For St Benedict, genuine self-esteem, in contrast to the modern cult of self-realisation, simply means self-abandonment to God. Starting each chapter with a quotation from the Rule, Wetta explains how to live out the true meaning of fear of God, self-denial, obedience, perseverance, repentance, serenity, prudence, discretion and reverence.

Each chapter ends with “Homework”, such as “Secretly do someone else’s chores” or “Spend an entire day without correcting anyone”. Wetta’s final direction is “Give this book away.” That is easily done: it makes a delightful present, not least because of the artwork, which has been “created by the author using art found on the internet”.

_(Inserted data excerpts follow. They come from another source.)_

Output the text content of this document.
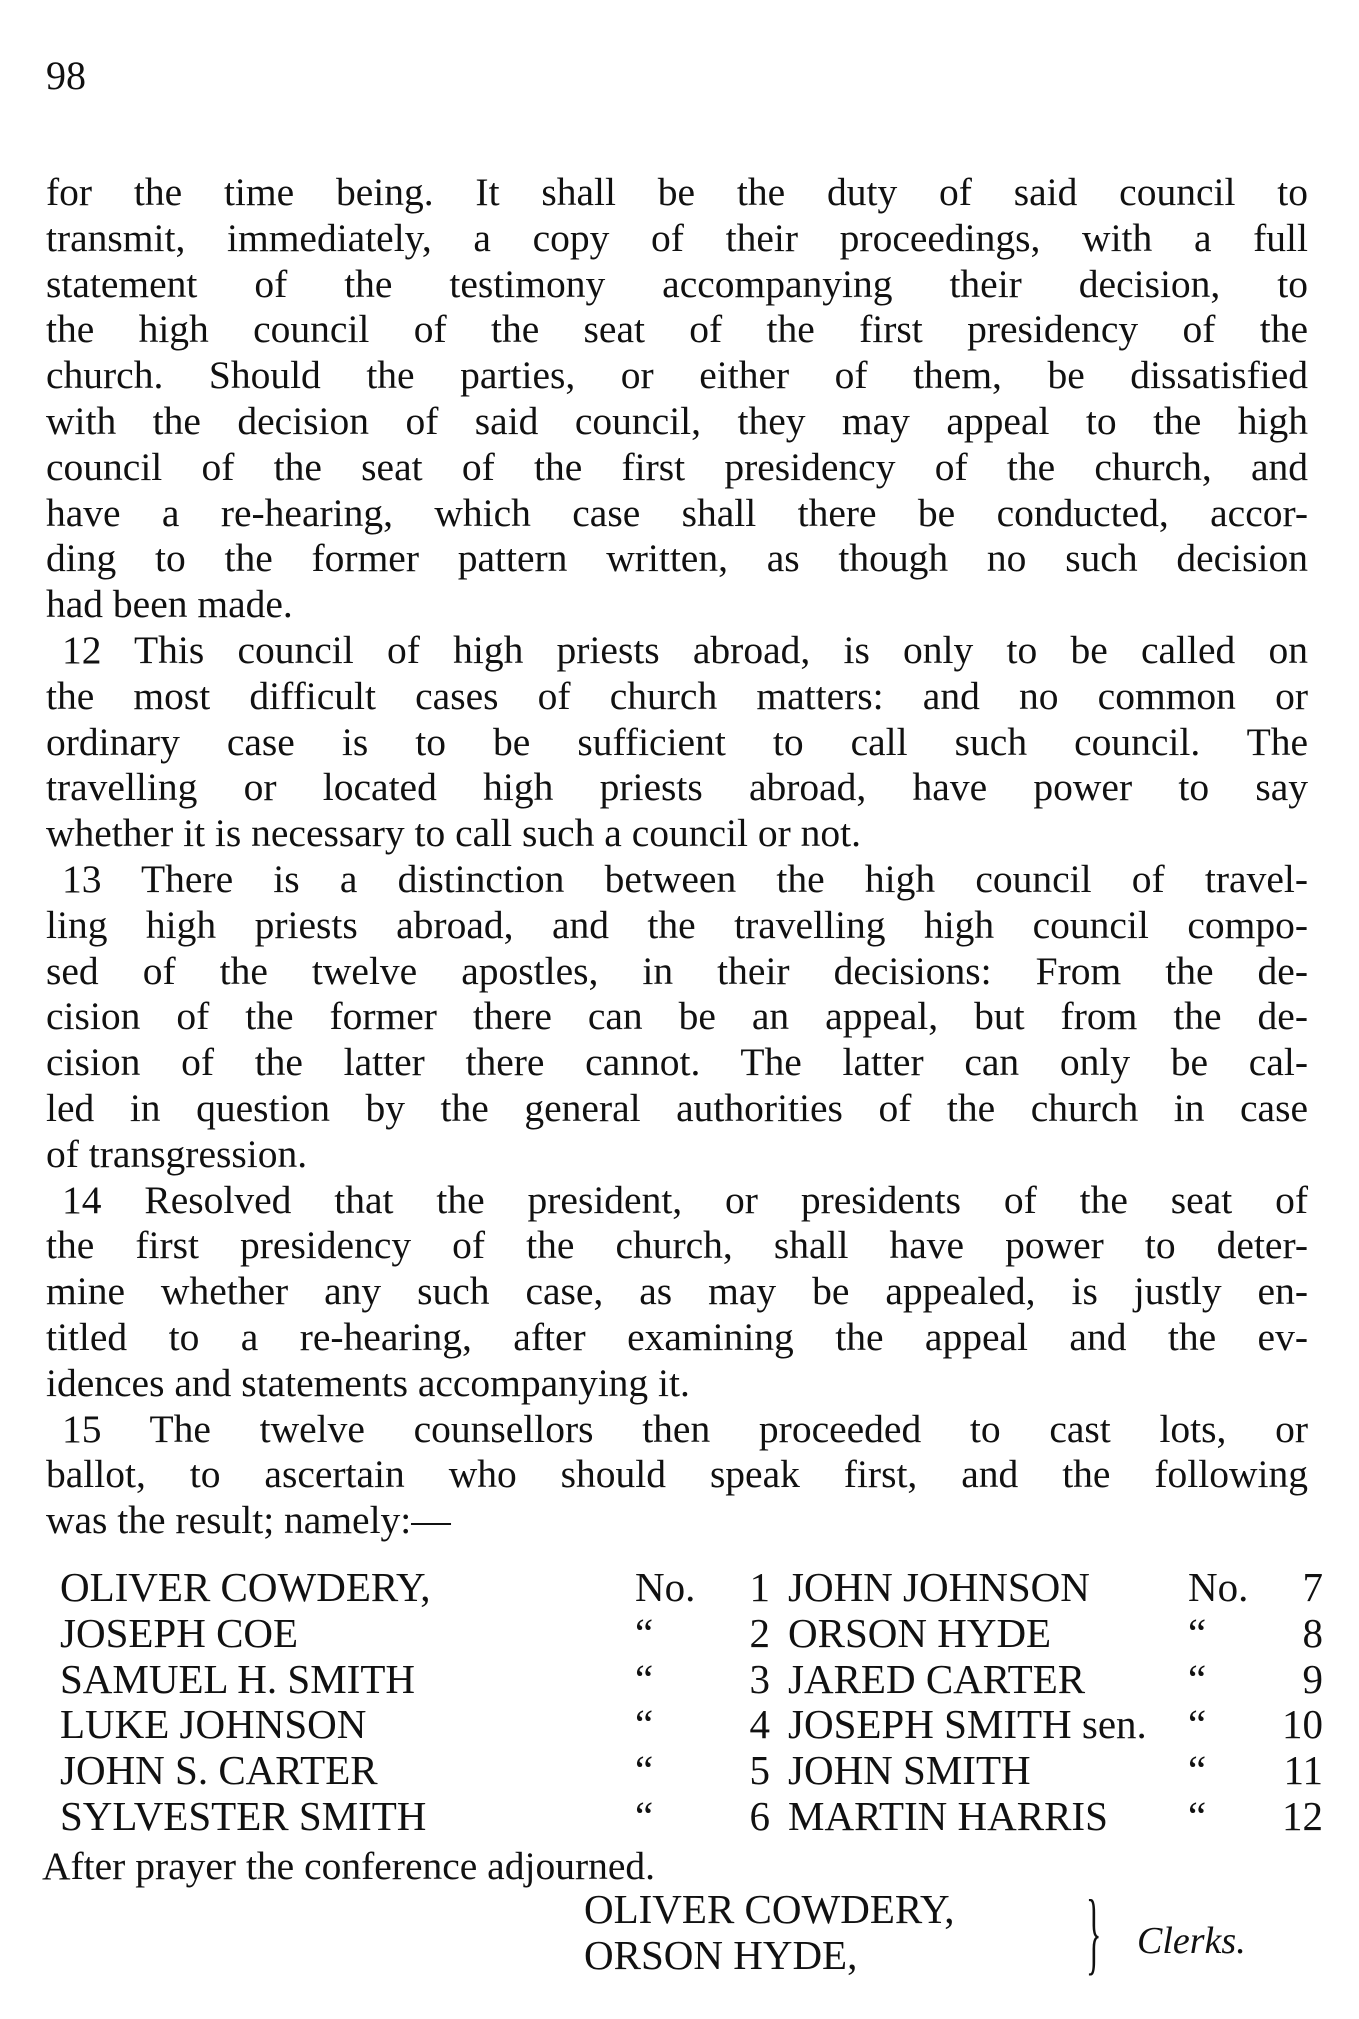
98
for the time being. It shall be the duty of said council to
transmit, immediately, a copy of their proceedings, with a full
statement of the testimony accompanying their decision, to
the high council of the seat of the first presidency of the
church. Should the parties, or either of them, be dissatisfied
with the decision of said council, they may appeal to the high
council of the seat of the first presidency of the church, and
have a re-hearing, which case shall there be conducted, accor-
ding to the former pattern written, as though no such decision
had been made.
12 This council of high priests abroad, is only to be called on
the most difficult cases of church matters: and no common or
ordinary case is to be sufficient to call such council. The
travelling or located high priests abroad, have power to say
whether it is necessary to call such a council or not.
13 There is a distinction between the high council of travel-
ling high priests abroad, and the travelling high council compo-
sed of the twelve apostles, in their decisions: From the de-
cision of the former there can be an appeal, but from the de-
cision of the latter there cannot. The latter can only be cal-
led in question by the general authorities of the church in case
of transgression.
14 Resolved that the president, or presidents of the seat of
the first presidency of the church, shall have power to deter-
mine whether any such case, as may be appealed, is justly en-
titled to a re-hearing, after examining the appeal and the ev-
idences and statements accompanying it.
15 The twelve counsellors then proceeded to cast lots, or
ballot, to ascertain who should speak first, and the following
was the result; namely:—
OLIVER COWDERY,	No.	1 JOHN JOHNSON	No.	7
JOSEPH COE	“	2 ORSON HYDE	“	8
SAMUEL H. SMITH	“	3 JARED CARTER	“	9
LUKE JOHNSON	“	4 JOSEPH SMITH sen.	“	10
JOHN S. CARTER	“	5 JOHN SMITH	“	11
SYLVESTER SMITH	“	6 MARTIN HARRIS	“	12
After prayer the conference adjourned.
OLIVER COWDERY,
ORSON HYDE,	} Clerks.
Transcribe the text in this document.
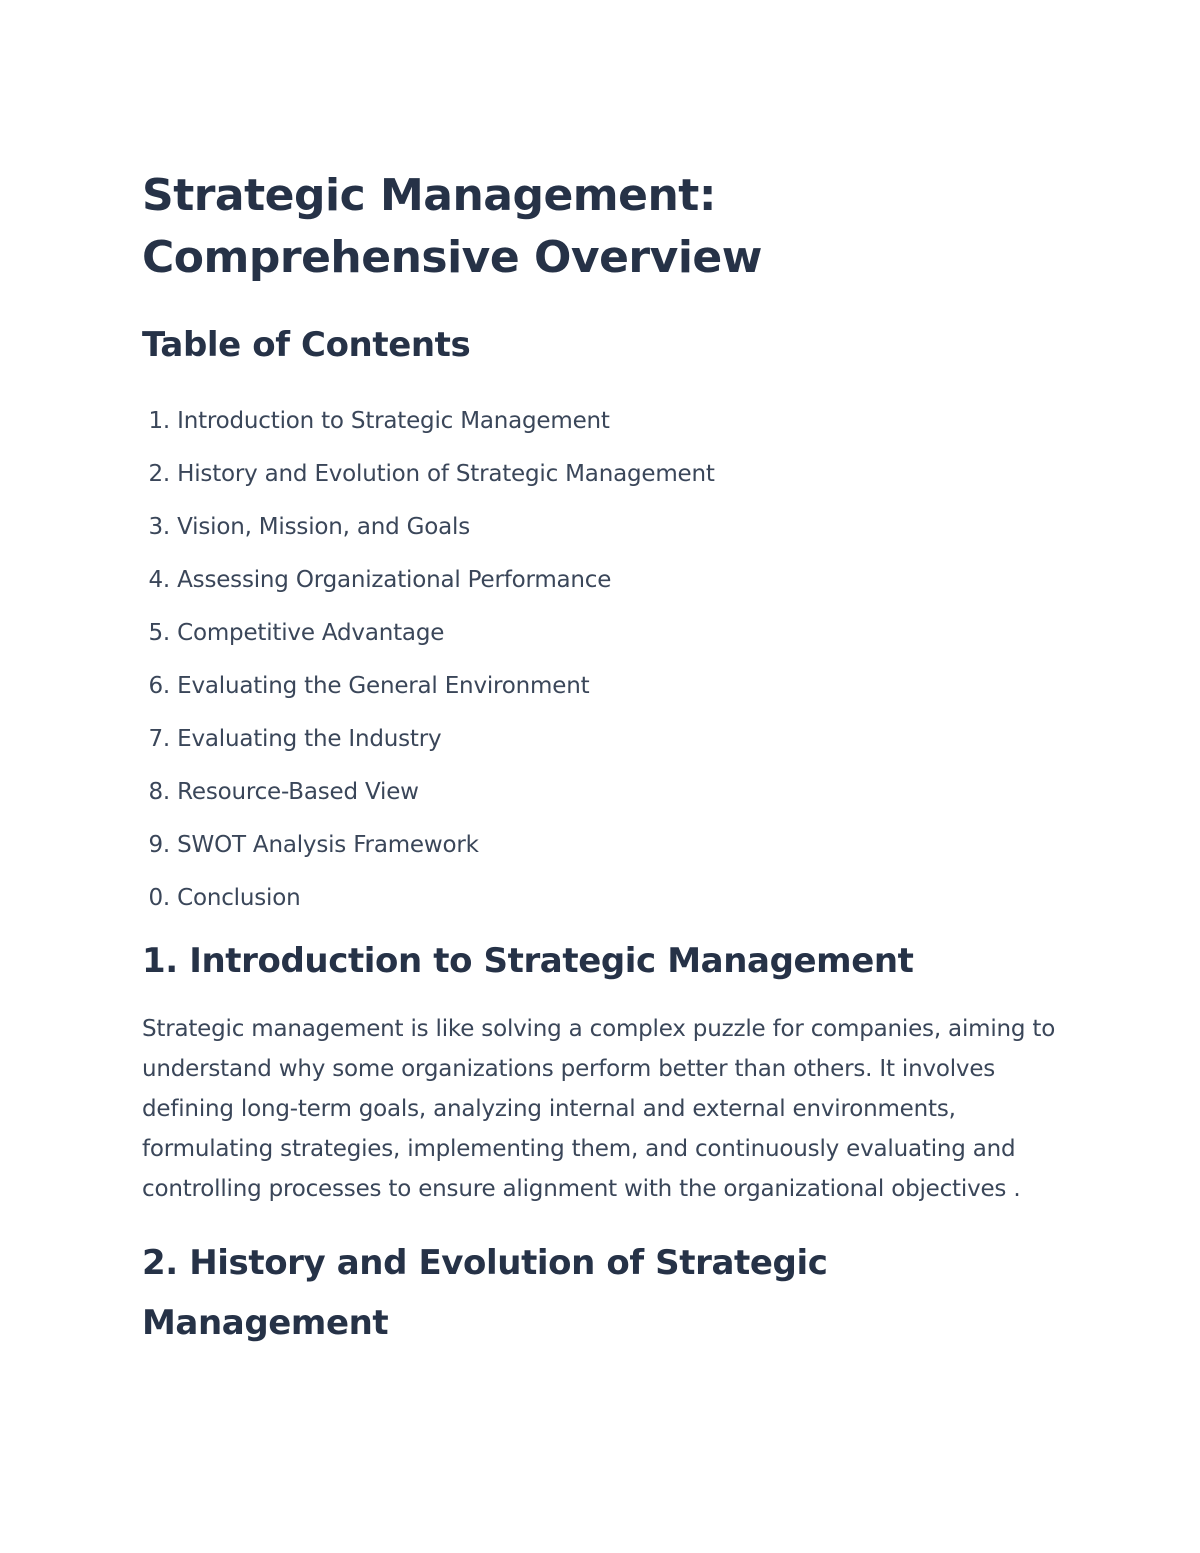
Strategic Management: Comprehensive Overview
Table of Contents
1. Introduction to Strategic Management
2. History and Evolution of Strategic Management
3. Vision, Mission, and Goals
4. Assessing Organizational Performance
5. Competitive Advantage
6. Evaluating the General Environment
7. Evaluating the Industry
8. Resource-Based View
9. SWOT Analysis Framework
0. Conclusion
1. Introduction to Strategic Management

Strategic management is like solving a complex puzzle for companies, aiming to understand why some organizations perform better than others. It involves defining long-term goals, analyzing internal and external environments, formulating strategies, implementing them, and continuously evaluating and controlling processes to ensure alignment with the organizational objectives .

2. History and Evolution of Strategic Management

In other words, he has taken famous Old Master paintings of holy people, especially monks, and tweaked them so that they are seen riding motorbikes, skateboards and so on. Is this schoolboy humour? Or a reminder that true humility means being light-hearted, no longer weighed down by the ego and its heavy existential problems?


Susan Tassone has written many books on devotion to the Holy Souls as well as on St Faustina’s personal revelations of the Divine Mercy, now universally celebrated on the Sunday after Easter. In St Faustina Prayer Book for Adoration (Our Sunday Visitor, 168pp, £13), she draws attention to the Polish saint’s love of adoration of the Blessed Sacrament.